O Projeto de Lei – PL n.° 5.186/05, que resultou na Medida Provisória – MP n.° 502/2010, acabou com a discussão a respeito da unilateralidade ou bilateralidade da cláusula penal do contrato especial de trabalho dos atletas profissionais, na medida que definiu os institutos da indenização e da compensação.


É certo que, assim como ocorreu com o direito de arena, houve uma redução dos direitos trabalhistas e das discussões acerca das interpretações sobre “multa rescisória” e cláusula penal desportiva”.


Neste contexto, também foi mantido a ausência de limite para a cláusula indenizatória desportiva que versem sobre transferências internacionais, sendo estabelecido limite apenas para as transferências nacionais.

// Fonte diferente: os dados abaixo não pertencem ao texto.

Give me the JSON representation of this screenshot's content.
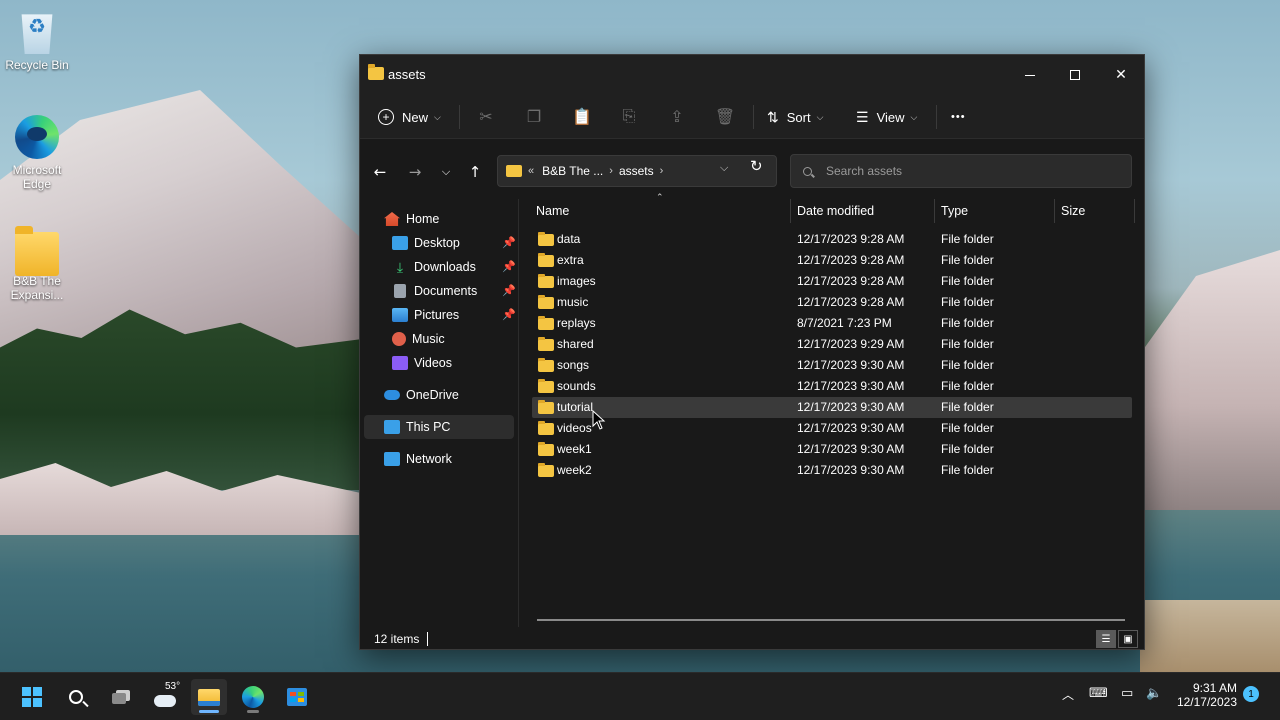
{
  "desktop": {
    "icons": [
      {
        "label": "Recycle Bin"
      },
      {
        "label": "Microsoft Edge"
      },
      {
        "label": "B&B The Expansi..."
      }
    ]
  },
  "window": {
    "title": "assets",
    "toolbar": {
      "new_label": "New",
      "sort_label": "Sort",
      "view_label": "View",
      "more_label": "•••"
    },
    "address": {
      "overflow": "«",
      "segments": [
        "B&B The ...",
        "assets"
      ]
    },
    "search": {
      "placeholder": "Search assets"
    },
    "nav_pane": {
      "items": [
        {
          "label": "Home"
        },
        {
          "label": "Desktop"
        },
        {
          "label": "Downloads"
        },
        {
          "label": "Documents"
        },
        {
          "label": "Pictures"
        },
        {
          "label": "Music"
        },
        {
          "label": "Videos"
        },
        {
          "label": "OneDrive"
        },
        {
          "label": "This PC"
        },
        {
          "label": "Network"
        }
      ]
    },
    "columns": {
      "name": "Name",
      "date": "Date modified",
      "type": "Type",
      "size": "Size"
    },
    "files": [
      {
        "name": "data",
        "date": "12/17/2023 9:28 AM",
        "type": "File folder"
      },
      {
        "name": "extra",
        "date": "12/17/2023 9:28 AM",
        "type": "File folder"
      },
      {
        "name": "images",
        "date": "12/17/2023 9:28 AM",
        "type": "File folder"
      },
      {
        "name": "music",
        "date": "12/17/2023 9:28 AM",
        "type": "File folder"
      },
      {
        "name": "replays",
        "date": "8/7/2021 7:23 PM",
        "type": "File folder"
      },
      {
        "name": "shared",
        "date": "12/17/2023 9:29 AM",
        "type": "File folder"
      },
      {
        "name": "songs",
        "date": "12/17/2023 9:30 AM",
        "type": "File folder"
      },
      {
        "name": "sounds",
        "date": "12/17/2023 9:30 AM",
        "type": "File folder"
      },
      {
        "name": "tutorial",
        "date": "12/17/2023 9:30 AM",
        "type": "File folder"
      },
      {
        "name": "videos",
        "date": "12/17/2023 9:30 AM",
        "type": "File folder"
      },
      {
        "name": "week1",
        "date": "12/17/2023 9:30 AM",
        "type": "File folder"
      },
      {
        "name": "week2",
        "date": "12/17/2023 9:30 AM",
        "type": "File folder"
      }
    ],
    "status": {
      "count": "12 items"
    }
  },
  "taskbar": {
    "weather_temp": "53°",
    "time": "9:31 AM",
    "date": "12/17/2023",
    "notifications": "1"
  },
  "colors": {
    "accent": "#4cc2ff",
    "folder": "#f4c542",
    "window_bg": "#191919",
    "hover_row": "#3a3a3a"
  }
}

A limitação de 400 (quatrocentas) vezes o salário mensal no momento da rescisão, nos casos de atletas dispensados é de causar estranheza por todas as reduções expostas no novo texto legal.


Com isso, não é mas aplicável ao atleta o disposto no artigo 479 da Consolidação das Leis do Trabalho – CLT, que prevê o pagamento de 50% (cinqüenta por cento) do que o atleta profissional deveria receber até o término do contrato.


Ao contrário das reformas realizadas pela Resolução CNE n.° 29 de 10 de dezembro de 2009, que alterou dispositivos do Código Brasileiro de Justiça Desportiva (CBJD), concedendo margem a dosimetria na aplicação das infrações cometidas, a reforma na Lei Pelé não possui nenhuma proporcionalidade, razoabilidade, isonomia ou harmonia entre as cláusulas indenizatória e compensatória.  


A açodada reforma foi elaborada com disparidade e desequilíbrio, bastando para tanto a supressão da diminuição proporcional da multa, conforme o cumprimento contratual (10%, 20%, 40%, 80%), em gradiente a prefixação de valores independentemente do montante temporal cumprido. A supramencionada lei foi baseada nas exceções (atletas profissionais), que representam apenas cerca de 5% da realidade dos contratos desportivos.


A equidade prevista no art. 413 do Código Civil, que parece ausente na nova roupagem legislativa:


“Art. 413. A penalidade deve ser reduzida eqüitativamente pelo juiz se a obrigação principal tiver sido cumprida em parte, ou se o montante da penalidade for manifestamente excessivo, tendo-se em vista a natureza e a finalidade do negócio.”


Outra evidente contradição encontra-se na autorização de atletas entre 16 a 17 anos firmarem seus primeiros contratos como profissionais, sem a presença obrigatória de agentes que os aconselhem para discutir cláusulas contratuais. Qual será o destino destes contratos senão o estabelecimento de cláusulas indenizatórias fixadas pelos limites máximos e as compensatórias pelo limite mínino? A resposta é óbvia.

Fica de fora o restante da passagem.